Network-based approach identifies key genes associated with tumor heterogeneity in HPV positive and negative head and neck cancer patients

Abstract

Head and Neck Squamous Cell Carcinoma (HNSCC) is the seventh most prevalent cancer worldwide and is classified as human papillomavirus (HPV) positive or negative. Substantial heterogeneity has been observed in the two groups, posing a significant clinical challenge. In the disease context, global transcriptional changes are likely driven by a few key genes that reflect the disease etiology more accurately compared to differentially expressed genes (DEGs). We implemented our network-based tool PathExt on 501 TCGA-HNSCC samples (64 HPV positive & 437 HPV negative) to characterize central genes in two subtypes, where in subtype 1, HPV-positive samples were considered as cases and negative as controls, and vice versa in subtype 2. We also identified DEGs and performed several analyses on multiple benchmarking datasets to compare the biology of central genes with DEGs. PathExt key genes performed better with respect to DEGs in both subtypes in recapitulating disease etiology. Gene ontology analysis using central genes revealed shared biological processes such as "epithelial cell proliferation" as well as subtype-specific processes (immune- and metabolic-related processes in subtype 1 and peptide-related processes in subtype 2). However, in the case of DEGs, no subtype-specific processes were seen. Additionally, PathExt central genes did better than DEGs on external validation datasets that were specific to HNSCC and included HNSCC-specific cancer driver genes, FDA-approved therapeutic targets, and pan-cancer tumor suppressor genes. Unlike DEGs, central genes exhibit significant expression in various cell types, enrichment for cancer hallmarks, and mutated protein systems. Central gene expression-based machine learning model shows better performance than DEGs in classifying responders/non-responders with 0.74 AUROC. Lastly, the top 10 potential therapeutic targets and drugs were proposed. Overall, we observed PathExt as a complementary approach to DEGs, characterizing common and HNSCC subtype-specific key genes associated with distinct HNSCC molecular subtypes.

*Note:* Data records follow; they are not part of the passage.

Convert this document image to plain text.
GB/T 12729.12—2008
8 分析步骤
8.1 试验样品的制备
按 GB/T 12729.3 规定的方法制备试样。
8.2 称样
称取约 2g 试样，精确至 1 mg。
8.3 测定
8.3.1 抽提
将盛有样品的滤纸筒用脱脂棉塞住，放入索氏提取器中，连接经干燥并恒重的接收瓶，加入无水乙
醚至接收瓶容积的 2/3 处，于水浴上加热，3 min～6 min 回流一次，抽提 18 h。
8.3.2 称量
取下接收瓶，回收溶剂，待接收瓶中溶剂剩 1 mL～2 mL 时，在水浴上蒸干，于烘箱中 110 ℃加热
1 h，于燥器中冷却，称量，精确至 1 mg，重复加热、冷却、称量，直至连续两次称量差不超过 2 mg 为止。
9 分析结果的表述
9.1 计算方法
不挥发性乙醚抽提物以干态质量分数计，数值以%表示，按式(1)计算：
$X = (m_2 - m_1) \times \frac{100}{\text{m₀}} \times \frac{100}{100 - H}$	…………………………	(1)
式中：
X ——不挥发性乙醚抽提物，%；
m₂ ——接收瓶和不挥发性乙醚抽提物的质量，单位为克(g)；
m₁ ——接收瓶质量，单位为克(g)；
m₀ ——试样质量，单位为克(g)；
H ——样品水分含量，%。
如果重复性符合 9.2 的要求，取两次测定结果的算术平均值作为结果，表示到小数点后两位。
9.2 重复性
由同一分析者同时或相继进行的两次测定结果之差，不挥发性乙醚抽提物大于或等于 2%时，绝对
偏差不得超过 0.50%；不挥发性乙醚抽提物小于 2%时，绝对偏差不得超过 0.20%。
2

Keywords: Cancer hallmarks; Differentially expressed genes; Head and neck cancer; Human papilloma virus; Network-based approach; Tumor heterogeneity.

Fig. 1

Workflow of the current study. (A) The figure represents the overall approach implemented in this study to perform comparative study between PathExt and DEGs based approaches. (B) A flowchart of PathExt pipeline used to characterize key genes from each sample is provided.

Fig. 2

PathExt capture biologically relevant genes. (A) Venn diagram of top100 PathExt central genes and DEGs characterized in subtype 1 and subtype 2 showing common and unique genes; (B) Top20 enriched significant biological processes associated with common 17 PathExt central genes among subtype 1 and 2; (C) Log fold change comparison of gene expression (case compared to control) for the top100 PathExt central genes and DEGs characterized in subtype 1; (D) Log fold change comparison of gene expression (case compared to control) for the top100 PathExt central genes and DEGs characterized in subtype 2.

Fig. 3

PathExt central genes shows distinct processes in HNSCC subtypes. ClusterProfiler 4.0 package was used to obtain significant enriched terms associated with the top100 PathExt key genes and DEGs. Here, we have shown top20 enriched biological processes associated with (A) top100 PathExt central genes in subtype 1; (B) top100 PathExt central genes in subtype 2; (C) top100 upregulated DEGs in subtype 1; (D) top100 upregulated DEGs in subtype 2. Here “Gene Ratio” is the fraction of the input genes in the GO term and ‘Count’ represents the number of key genes common in the gene list of the given term. Only significant processes (FDR ≤0.05) are shown here.

Fig. 4

Comparative performance of PathExt and DEGs on cancer hallmarks and external datasets. (A) Fisher’s odds ratio showing the ability of subtype 1 top100 PathExt central genes and upregulated DEGs in recapitulating HNSCC specific PathExt central genes in multiple external datasets. (B) Fisher’s odds ratio showing the ability of subtype 2 top100 PathExt central genes and upregulated DEGs in recapitulating HNSCC specific PathExt central genes in multiple external datasets. (C) Enriched cancer hallmarks associated with subtype 1 top100 PathExt central genes. (D) Enriched cancer hallmarks associated with subtype 1 top100 upregulated DEGs. (E) Enriched cancer hallmarks associated with subtype 2 top100 PathExt central genes. (F) Enriched cancer hallmarks associated with subtype 2 top100 upregulated DEGs.

Fig. 5

Single cell analysis. PathExt top100 central genes shows higher expression in cell types compared to upregulated top100 DEGs in (A) Subtype 1 and (B) Subtype 2.

Fig. 6

PathExt classifies responder and non-responder with high accuracy. Performance of machine learning models on independent dataset by (A) Subtype 2 PathExt central genes and (B) Subtype 2 DEGs. Performance measure is in the terms of AUROC.